見る、見ない。睡眠と覚醒。光と闇。生と死。そこにはまぶたが深く関わっている。目を閉じるだけで、自分が別の世界に引き込まれてしまったような感覚を味わう。まぶたは薄い皮なのに、時には人の心を左右するほどの力を持っている。作者の描く世界は独特だ。時には摩訶不思議で、時にはちょっぴり怖く、そして時には涙が出るほど切ない。この作品を読み終えてまぶたを閉じた時、その時に作者の思いが見えてくるような気がする。



| 小川 洋子 | 14:52 | comments(0) | ゆこりん |


ブラフマンの埋葬(小川洋子)

「夏のはじめのある日、ブラフマンが僕の元にやってきた。」
夏の始まる頃に現れて、夏の終わりに逝ってしまったブラフマン。心にちょっぴり切なさをおぼえる作品。
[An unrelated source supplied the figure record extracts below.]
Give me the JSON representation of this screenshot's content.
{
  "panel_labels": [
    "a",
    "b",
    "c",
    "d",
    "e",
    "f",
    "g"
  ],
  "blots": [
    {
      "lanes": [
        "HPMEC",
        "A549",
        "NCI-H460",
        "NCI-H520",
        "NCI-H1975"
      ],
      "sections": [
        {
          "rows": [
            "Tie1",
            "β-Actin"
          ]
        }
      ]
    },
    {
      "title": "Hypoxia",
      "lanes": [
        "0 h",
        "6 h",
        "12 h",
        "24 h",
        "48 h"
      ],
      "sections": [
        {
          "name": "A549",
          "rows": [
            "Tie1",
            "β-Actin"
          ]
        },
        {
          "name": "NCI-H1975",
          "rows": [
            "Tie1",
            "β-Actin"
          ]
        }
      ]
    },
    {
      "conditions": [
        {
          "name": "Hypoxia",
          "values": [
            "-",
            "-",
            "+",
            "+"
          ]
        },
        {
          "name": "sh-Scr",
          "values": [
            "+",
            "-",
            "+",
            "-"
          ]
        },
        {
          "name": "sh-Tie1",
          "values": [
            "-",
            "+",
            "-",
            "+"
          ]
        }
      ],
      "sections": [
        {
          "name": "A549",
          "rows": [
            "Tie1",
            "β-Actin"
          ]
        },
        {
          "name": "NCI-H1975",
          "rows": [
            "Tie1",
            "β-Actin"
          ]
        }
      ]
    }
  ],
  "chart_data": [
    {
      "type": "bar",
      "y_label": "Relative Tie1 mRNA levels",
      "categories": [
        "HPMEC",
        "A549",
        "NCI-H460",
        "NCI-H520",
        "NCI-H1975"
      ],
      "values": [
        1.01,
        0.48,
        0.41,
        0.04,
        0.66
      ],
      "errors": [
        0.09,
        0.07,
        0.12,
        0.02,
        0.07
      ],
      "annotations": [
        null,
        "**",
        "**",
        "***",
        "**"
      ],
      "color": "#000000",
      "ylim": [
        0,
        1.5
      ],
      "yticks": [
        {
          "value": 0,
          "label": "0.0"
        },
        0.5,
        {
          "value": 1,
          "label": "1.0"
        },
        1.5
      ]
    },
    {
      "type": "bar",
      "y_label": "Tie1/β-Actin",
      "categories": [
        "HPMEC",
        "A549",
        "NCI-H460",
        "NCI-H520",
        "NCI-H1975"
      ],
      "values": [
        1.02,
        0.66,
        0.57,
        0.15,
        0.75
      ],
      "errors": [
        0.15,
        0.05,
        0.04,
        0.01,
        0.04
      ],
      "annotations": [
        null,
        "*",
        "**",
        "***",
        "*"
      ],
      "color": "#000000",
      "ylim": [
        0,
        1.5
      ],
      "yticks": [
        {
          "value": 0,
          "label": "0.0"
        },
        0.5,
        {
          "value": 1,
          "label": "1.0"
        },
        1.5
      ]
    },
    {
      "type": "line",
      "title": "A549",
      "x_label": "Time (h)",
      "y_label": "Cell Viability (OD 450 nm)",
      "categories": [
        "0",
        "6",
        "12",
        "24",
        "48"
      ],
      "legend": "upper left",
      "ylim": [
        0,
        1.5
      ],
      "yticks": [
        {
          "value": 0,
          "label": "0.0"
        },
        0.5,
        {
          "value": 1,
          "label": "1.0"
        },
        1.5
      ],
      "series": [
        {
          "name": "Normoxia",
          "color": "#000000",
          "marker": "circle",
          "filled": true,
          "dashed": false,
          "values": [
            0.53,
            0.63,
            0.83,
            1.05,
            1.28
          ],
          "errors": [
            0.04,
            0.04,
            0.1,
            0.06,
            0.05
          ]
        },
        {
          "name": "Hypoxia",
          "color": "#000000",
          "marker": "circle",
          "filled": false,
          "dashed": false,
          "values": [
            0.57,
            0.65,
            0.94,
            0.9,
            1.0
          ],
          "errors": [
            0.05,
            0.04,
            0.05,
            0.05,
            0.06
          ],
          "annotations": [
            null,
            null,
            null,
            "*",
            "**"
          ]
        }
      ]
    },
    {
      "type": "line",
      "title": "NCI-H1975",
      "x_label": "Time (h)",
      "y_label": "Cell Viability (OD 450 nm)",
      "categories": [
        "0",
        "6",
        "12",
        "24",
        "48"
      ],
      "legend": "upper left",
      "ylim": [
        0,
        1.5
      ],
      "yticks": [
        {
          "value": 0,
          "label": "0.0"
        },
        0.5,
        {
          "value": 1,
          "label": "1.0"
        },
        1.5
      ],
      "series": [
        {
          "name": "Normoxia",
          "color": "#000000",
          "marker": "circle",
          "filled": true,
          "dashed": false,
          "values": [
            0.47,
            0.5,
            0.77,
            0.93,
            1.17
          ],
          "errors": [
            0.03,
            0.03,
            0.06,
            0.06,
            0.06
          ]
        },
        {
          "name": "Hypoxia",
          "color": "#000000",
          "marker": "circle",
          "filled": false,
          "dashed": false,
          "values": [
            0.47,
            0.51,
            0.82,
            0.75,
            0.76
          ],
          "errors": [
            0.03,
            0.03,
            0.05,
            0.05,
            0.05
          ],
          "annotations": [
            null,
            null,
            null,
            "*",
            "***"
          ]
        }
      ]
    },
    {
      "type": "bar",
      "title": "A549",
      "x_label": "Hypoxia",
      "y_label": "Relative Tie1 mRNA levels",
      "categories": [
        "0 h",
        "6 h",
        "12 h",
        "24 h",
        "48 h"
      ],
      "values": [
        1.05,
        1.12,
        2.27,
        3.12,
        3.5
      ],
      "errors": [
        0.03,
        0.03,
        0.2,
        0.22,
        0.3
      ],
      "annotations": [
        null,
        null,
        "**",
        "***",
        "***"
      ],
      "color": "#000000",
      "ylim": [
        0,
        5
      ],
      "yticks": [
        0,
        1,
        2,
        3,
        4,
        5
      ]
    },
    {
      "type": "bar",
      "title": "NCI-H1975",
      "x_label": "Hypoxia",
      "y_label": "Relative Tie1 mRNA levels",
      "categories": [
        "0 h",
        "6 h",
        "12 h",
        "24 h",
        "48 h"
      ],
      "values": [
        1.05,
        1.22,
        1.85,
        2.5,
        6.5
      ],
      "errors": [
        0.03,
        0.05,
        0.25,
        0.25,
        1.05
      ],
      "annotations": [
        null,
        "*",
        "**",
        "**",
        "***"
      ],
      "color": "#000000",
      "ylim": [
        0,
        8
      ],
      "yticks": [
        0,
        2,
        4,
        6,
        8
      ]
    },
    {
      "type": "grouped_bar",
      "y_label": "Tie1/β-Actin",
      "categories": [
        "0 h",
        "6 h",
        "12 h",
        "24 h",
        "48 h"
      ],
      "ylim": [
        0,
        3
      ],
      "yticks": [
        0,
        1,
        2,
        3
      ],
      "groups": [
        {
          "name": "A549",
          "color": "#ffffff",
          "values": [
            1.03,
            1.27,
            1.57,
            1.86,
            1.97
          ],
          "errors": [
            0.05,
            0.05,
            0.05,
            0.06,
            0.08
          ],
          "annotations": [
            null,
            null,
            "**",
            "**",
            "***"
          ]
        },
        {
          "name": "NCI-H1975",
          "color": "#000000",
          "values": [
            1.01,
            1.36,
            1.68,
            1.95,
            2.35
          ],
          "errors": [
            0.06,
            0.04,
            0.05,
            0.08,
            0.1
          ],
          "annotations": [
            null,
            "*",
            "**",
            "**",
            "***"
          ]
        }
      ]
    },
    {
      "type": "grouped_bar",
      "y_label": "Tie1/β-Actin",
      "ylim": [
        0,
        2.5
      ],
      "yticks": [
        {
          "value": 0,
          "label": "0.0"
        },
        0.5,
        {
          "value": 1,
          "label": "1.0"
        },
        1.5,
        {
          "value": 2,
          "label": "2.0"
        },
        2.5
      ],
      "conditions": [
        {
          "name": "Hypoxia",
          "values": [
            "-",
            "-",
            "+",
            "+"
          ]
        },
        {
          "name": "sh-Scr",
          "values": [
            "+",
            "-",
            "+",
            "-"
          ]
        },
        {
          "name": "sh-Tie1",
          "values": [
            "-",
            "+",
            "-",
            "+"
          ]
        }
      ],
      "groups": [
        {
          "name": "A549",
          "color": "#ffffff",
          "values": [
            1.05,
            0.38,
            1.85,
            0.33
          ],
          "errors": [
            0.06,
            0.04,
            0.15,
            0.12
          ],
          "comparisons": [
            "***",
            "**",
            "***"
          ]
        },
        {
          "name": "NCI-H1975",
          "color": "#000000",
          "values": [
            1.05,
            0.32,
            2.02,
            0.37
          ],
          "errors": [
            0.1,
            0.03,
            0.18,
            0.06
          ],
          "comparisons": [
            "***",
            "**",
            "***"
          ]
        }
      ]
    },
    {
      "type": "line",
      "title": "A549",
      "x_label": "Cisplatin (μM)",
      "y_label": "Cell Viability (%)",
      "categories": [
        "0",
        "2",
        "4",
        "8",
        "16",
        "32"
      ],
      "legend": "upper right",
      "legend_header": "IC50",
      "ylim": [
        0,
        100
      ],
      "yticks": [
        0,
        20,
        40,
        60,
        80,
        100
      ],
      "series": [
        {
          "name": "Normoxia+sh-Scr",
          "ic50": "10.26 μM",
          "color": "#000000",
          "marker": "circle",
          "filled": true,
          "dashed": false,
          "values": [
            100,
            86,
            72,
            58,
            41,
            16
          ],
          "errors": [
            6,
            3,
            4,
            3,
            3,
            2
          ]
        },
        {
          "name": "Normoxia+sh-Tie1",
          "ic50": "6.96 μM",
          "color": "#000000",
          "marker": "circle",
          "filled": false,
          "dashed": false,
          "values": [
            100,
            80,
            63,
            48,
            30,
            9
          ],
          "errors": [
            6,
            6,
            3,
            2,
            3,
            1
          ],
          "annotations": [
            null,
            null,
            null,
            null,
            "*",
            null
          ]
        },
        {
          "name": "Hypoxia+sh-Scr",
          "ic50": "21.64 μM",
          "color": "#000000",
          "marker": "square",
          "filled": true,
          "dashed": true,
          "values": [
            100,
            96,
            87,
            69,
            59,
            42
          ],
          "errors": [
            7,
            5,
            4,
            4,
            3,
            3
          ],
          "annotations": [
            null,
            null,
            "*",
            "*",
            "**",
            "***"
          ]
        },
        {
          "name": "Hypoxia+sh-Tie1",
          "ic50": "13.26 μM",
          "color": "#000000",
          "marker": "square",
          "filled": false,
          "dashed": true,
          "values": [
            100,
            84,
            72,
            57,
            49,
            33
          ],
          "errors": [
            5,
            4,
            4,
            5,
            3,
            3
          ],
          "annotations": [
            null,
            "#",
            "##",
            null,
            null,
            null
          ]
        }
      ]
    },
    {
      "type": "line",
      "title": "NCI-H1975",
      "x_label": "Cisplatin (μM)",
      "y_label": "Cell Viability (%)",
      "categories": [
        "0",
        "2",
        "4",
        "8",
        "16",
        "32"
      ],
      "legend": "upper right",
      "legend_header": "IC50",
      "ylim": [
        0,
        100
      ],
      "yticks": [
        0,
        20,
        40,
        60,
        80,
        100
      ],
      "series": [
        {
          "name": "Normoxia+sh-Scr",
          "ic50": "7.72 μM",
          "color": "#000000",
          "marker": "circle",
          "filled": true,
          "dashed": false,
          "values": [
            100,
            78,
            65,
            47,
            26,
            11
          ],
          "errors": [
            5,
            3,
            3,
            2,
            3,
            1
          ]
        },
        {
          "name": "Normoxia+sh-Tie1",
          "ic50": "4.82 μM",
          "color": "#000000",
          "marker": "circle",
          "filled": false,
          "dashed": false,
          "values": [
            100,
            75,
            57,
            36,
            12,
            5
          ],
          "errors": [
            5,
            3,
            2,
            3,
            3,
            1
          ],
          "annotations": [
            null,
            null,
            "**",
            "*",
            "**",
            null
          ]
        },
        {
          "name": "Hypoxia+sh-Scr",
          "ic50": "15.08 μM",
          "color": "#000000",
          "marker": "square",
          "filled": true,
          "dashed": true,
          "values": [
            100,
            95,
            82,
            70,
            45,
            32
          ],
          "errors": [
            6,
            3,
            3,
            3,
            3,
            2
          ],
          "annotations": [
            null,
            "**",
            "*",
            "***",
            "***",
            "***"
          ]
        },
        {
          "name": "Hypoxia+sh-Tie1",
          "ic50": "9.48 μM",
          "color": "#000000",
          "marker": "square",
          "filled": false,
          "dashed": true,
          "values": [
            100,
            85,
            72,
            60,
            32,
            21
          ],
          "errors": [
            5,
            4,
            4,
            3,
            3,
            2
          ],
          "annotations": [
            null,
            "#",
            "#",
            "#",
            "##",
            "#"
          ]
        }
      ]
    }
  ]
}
「創作者の家」と呼ばれるそこには、夏の間さまざまな芸術家が創作のために集まってくる。その人たちの世話をする男のところに、ブラフマンはやって来た。それは、飼い主とペットという関係ではなかった。友情という固い絆で結ばれた者同士だった。心の奥に寂しさを抱えた男と、親にはぐれたブラフマン。お互いがお互いの寂しさを分かっていたような気がする。出会いがあれば別れがある。その当たり前のことが、とてもつらく感じられた。



| 小川 洋子 | 09:48 | comments(0) | ゆこりん |


博士の愛した数式(小川洋子)

何人もの家政婦がやめていった家。そこに住むのは、事故のため記憶が80分しかもたない、数学の天才学者だった。博士と私と私の息子のルート、3人の愛情あふれる出来事をつづった心温まる作品。

毎日通ってくる家政婦の顔さえ覚えられない。博士にとっては毎日が初対面なのだ。背広にクリップで留められたたくさんのメモが何とも物悲しい。博士と私だけの味気ない雰囲気を明るく楽しいものにしたのは、私の息子、博士がルートと呼ぶ11歳の少年だった。博士と少年の心の触れ合いが胸を打つ。博士はずっと温かな家庭を求めていたのではないだろうか。黙々と机に向かい数学に打ち込むのは、もしかしたら数学が好きなだけではなく、寂しさを紛らすためだったのではないだろうか。それにしても、数学がこんなに素敵な物語を奏でるなんて、想像も出来なかった。数学の中に隠された、たくさんのロマン。ますます数学が好きになる。